Розалинда сказала ей. Глаза Софи расширились от ужаса, она отвела взгляд от меня, посмотрела на Петру, потом опять осторожно посмотрела на меня, приоткрыла было рот, желая что-то сказать, но, как видно, раздумала… Я тоже взглянул на Петру, а потом на Софи: на рванье, прикрывавшее ее тело, на пещеру, где она жила…
– Чистота Расы… – сквозь зубы пробормотал я, – что отца своего… Что же мне теперь – простить его?! Или постараться убить?
Ответ поразил меня. Я никак не думал, что передал эту свою мысль, да еще на такое далекое расстояние.
– Оставь все, как есть, – очень четко и спокойно дошло до меня от женщины из Селандии. – Ты должен выжить. А такие люди, как твой отец, все равно обречены на гибель. Они сыграли свою роль до конца. Им дальше просто некуда идти. Жизнь – это вечная смена. Этим она отличается от всего неживого. Постоянная перемена – основа жизни. С этим столкнулись Древние, когда пожелали навечно остаться такими, какими они были. Эволюция всегда несет в себе опасность для живых существ: если они не умеют приспособиться к ней, они погибают. Именно поэтому Древние и понесли, как вы это называете, Кару – уничтожили сами себя, разбили всю цивилизацию вдребезги. Твой отец и ему подобные, сами того не зная, стали историей. Они убеждены, что представляют конечный и неизменный образ человека… Что ж, скоро они добьются стабильности, о которой мечтают. Добьются единственно возможным способом: став ископаемыми…
Постепенно холодно-бесстрастный тон, которым она «говорила», начал приобретать более мягкую окраску. Мне послышались в ее «голосе» доброта и участие. Но это все-таки звучало, как лекция для «начинающих»…

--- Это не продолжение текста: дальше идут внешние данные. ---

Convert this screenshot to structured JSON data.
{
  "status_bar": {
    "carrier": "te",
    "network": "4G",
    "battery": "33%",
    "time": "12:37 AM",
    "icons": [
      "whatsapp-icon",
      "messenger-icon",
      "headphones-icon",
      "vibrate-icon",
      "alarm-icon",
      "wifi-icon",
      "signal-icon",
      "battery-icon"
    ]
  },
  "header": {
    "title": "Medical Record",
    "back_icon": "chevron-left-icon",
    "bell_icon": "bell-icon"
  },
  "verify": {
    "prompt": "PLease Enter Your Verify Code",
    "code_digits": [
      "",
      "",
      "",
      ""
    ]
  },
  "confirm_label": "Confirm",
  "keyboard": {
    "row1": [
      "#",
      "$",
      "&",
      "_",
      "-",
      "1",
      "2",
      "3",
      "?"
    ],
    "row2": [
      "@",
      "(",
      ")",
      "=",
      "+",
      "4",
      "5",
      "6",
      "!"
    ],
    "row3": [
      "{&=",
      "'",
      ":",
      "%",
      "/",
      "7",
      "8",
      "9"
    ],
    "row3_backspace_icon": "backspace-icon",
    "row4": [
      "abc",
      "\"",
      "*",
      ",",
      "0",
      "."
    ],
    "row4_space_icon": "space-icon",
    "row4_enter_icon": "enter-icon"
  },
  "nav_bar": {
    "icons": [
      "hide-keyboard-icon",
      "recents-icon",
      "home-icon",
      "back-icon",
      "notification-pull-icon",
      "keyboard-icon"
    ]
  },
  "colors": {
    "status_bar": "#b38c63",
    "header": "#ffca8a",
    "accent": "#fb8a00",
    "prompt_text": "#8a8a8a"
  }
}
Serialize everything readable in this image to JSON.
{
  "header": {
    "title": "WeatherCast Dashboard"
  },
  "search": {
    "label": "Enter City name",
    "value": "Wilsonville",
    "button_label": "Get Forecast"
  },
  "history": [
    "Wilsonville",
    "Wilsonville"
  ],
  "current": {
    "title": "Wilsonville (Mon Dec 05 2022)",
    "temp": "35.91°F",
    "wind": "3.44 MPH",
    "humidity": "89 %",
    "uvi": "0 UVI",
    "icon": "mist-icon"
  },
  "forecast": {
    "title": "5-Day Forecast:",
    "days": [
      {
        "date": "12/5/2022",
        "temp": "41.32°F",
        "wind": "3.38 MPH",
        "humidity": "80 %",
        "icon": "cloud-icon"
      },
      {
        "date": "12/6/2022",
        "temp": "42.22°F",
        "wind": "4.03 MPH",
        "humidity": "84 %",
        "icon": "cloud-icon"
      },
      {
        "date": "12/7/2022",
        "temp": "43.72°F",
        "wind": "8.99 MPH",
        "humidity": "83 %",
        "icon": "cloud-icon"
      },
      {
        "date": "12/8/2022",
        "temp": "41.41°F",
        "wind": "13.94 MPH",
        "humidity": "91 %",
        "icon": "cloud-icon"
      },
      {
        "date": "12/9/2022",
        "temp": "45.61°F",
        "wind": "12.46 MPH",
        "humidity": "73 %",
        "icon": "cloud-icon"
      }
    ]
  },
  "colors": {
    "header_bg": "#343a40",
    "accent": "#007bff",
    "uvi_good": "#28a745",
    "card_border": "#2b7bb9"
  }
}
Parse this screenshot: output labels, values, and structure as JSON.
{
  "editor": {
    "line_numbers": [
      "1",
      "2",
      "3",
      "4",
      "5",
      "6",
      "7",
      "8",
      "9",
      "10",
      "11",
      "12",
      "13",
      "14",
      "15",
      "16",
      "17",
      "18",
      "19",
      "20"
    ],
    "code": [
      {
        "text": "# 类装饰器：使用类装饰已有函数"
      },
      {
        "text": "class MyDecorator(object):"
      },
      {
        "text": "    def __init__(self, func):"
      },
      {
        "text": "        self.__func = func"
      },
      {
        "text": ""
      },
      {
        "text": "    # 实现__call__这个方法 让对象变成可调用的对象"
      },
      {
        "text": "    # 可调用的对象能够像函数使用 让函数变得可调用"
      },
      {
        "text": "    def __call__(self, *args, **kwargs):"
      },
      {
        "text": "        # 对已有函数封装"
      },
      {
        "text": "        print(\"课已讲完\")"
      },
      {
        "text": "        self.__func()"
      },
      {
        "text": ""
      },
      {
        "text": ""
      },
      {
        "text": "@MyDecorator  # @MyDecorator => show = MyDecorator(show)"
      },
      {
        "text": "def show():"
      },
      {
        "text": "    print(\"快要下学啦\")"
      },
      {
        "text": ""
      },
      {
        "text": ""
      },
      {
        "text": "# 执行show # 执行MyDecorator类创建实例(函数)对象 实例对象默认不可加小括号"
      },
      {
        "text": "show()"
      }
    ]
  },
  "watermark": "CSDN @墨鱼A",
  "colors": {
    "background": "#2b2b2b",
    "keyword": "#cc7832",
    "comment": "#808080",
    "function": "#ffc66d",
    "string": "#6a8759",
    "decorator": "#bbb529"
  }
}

– Постарайтесь понять, – продолжала та, – ребенок привыкает к груди матери, но рано или поздно его нужно отлучить от груди… Та злобная нетерпимость, с которой вас преследуют, может быть и защитной реакцией от собственного страха и неуверенности, и маской, скрывающей садистов и убийц. Но и в том, и в другом варианте за этим стоит враг самой жизни. Тут уж ничего не поделаешь: ваши пути разошлись. Нам с вами предстоит создать новый мир и жить в нем, а им – уйти в прошлое.
Переварить все это было не так просто. Я взглянул на Розалинду: она тоже выглядела озадаченной. Ну, а Петра – та откровенно скучала.
Софи с любопытством смотрела на всех нас.
– Нелегко с вами, – заметила она, – хотелось бы знать, о чем это вы?
– Видишь ли… – начал я и запнулся, не зная, как передать ей все это.
– Она сказала, – неожиданно заговорила Петра, – что мы не должны заботиться о моем отце, потому что он все равно нас не поймет.
Я мельком подумал, что это неплохое и, в общем, довольно точное истолкование длинной лекции, которую прочла нам селандка.
– Она? – недоуменно нахмурилась Софи. – Кто это «она»?
Я сообразил, что она понятия не имеет ни о какой селандке, и с деланной непринужденностью ответил:
– А-а, это подружка нашей Петры…
Мы все сидели на полу. Софи ближе всех к выходу, а мы трое в глубине пещеры, чтобы никто случайно не увидел нас снаружи. Вдруг снизу послышался разноголосый гомон. Софи глянула вниз.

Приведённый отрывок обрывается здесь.